Part of it has been a lousy turnout by younger voters. Again, that is not a surprise. Young people did not do a very good job of turning out this year in Iowa, New Hampshire, Nevada, or South Carolina either. By contrast, tonight older voters turned out in even greater numbers than usual, and voted for the grandpa’s favorite. This is many things, but a “conspiracy” to “steal” votes by the DNC it is not.

I will note that the states where Biden was most favored tend to be in the Eastern time zone, so the final results will probably be more mixed than the Biden blowout that’s currently being reported.

As I have pointed out before, it is far better for Sanders’ weakness as a candidate to manifest now, in the primaries, than for it to manifest when running against Trump. If Sanders crumbled under the relatively low-grade red-baiting he received in the past few weeks, he would have been reduced to a radioactive cinder by the barrage of it Trump would have aimed his way.

Being aware of Sanders’ faults results in an ultimately more hopeful outcome for those who dream of Left success via electoral politics: it suggests that a less-flawed progressive candidate might prove significantly more viable. If media bias or dark forces in the DNC can doom any leftist, then there is no hope for a leftist candidate. It is only if there are faults on our side we can address unilaterally that there is significant hope for improvement.

I say this as someone who, believe it or not, has always admired Sanders ever since he first won election to the House of Representatives in 1990. He’s done a tremendous amount of building visibility and awareness for Left politics.

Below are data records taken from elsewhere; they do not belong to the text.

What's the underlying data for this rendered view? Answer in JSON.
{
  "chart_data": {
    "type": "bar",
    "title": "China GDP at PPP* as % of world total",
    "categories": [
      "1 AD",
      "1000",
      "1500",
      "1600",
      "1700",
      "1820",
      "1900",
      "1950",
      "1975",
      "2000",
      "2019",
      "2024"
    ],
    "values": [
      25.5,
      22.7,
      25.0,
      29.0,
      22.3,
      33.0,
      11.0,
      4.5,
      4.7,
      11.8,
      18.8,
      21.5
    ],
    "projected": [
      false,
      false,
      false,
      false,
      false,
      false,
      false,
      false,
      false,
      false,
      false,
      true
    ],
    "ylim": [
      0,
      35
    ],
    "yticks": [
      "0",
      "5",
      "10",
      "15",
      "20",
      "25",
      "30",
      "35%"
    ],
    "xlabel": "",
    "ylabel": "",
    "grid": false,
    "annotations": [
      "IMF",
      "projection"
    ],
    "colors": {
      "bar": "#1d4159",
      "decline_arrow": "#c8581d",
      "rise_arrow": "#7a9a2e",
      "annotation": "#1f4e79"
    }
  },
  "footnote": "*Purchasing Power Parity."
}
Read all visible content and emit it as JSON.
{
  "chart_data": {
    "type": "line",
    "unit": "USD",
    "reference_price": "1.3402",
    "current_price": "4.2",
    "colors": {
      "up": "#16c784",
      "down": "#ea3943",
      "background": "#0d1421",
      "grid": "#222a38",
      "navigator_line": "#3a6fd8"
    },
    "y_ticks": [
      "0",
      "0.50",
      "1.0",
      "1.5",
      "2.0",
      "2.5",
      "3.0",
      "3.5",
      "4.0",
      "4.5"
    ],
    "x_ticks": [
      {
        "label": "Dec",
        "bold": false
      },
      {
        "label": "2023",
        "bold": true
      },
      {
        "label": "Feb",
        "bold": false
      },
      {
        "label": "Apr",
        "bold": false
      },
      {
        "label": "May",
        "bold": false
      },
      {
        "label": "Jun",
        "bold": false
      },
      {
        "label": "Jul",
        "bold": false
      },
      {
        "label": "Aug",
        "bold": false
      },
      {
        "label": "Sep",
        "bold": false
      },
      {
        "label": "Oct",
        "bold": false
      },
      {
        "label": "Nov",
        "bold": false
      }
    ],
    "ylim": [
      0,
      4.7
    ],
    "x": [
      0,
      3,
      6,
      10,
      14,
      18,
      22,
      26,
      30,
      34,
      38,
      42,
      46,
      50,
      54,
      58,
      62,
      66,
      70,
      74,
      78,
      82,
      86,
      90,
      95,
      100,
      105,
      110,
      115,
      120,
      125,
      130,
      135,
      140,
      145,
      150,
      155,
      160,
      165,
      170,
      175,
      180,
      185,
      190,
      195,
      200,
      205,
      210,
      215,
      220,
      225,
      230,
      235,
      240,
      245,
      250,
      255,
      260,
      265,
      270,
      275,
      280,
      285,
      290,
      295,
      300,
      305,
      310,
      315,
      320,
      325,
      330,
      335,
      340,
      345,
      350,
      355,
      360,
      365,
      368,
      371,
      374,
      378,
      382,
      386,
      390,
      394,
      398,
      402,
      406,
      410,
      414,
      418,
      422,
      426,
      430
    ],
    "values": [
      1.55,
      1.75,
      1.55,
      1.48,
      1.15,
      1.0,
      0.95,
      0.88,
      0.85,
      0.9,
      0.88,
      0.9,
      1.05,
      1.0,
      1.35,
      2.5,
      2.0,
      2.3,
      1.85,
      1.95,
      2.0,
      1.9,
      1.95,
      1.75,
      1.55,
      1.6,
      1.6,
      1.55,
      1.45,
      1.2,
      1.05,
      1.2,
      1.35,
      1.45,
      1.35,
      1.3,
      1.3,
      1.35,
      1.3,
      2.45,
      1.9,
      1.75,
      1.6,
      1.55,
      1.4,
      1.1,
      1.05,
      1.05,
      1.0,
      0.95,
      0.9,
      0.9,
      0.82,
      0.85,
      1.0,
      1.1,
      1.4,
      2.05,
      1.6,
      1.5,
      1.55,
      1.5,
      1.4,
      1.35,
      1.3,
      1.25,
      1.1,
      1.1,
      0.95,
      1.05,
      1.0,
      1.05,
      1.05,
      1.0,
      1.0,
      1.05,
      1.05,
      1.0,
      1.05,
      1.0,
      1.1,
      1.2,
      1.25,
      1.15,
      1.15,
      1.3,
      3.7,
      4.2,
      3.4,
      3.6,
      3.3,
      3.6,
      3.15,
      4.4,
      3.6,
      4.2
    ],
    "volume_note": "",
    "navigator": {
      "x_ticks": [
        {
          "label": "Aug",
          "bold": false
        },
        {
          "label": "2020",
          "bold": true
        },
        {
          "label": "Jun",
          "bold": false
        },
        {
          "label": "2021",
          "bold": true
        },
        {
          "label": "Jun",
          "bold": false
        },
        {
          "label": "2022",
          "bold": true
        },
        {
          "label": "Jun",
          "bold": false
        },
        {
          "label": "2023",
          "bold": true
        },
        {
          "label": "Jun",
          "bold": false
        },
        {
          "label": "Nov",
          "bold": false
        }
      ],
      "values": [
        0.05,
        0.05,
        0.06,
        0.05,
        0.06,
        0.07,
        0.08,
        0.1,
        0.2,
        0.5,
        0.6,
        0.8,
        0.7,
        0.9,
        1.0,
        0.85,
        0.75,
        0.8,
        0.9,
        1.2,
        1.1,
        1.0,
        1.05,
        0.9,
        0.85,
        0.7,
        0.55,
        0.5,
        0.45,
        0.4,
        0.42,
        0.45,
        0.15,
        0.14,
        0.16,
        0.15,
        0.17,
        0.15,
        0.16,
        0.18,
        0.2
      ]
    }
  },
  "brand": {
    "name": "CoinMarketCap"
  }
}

It will soon be time to move on.

Biden is the Most Likely Nominee

Published at 11:40 on 3 March 2020

Nate Silver has run five scenarios of what might happen today, based on the best-available current polling data. Of particular interest are the following points:

  • Three of the five show Biden emerging with a delegate lead (one shows Sanders with a delegate lead, and one basically shows a tie).
  • Even the two scenarios in which Biden does not have a clear delegate lead, the sum total of delegates for moderate candidates exceeds that for the progressive candidates.

A few days ago, it looked like Sanders was set to have a big day today. Now, not so much.

The most likely outcome is a convention where nobody gets a majority of the delegates, and the superdelegates give the nomination to Biden, because he has a plurality. Bernie will, in other words, probably get what he’s been pleading for, but he will not be the beneficiary of it.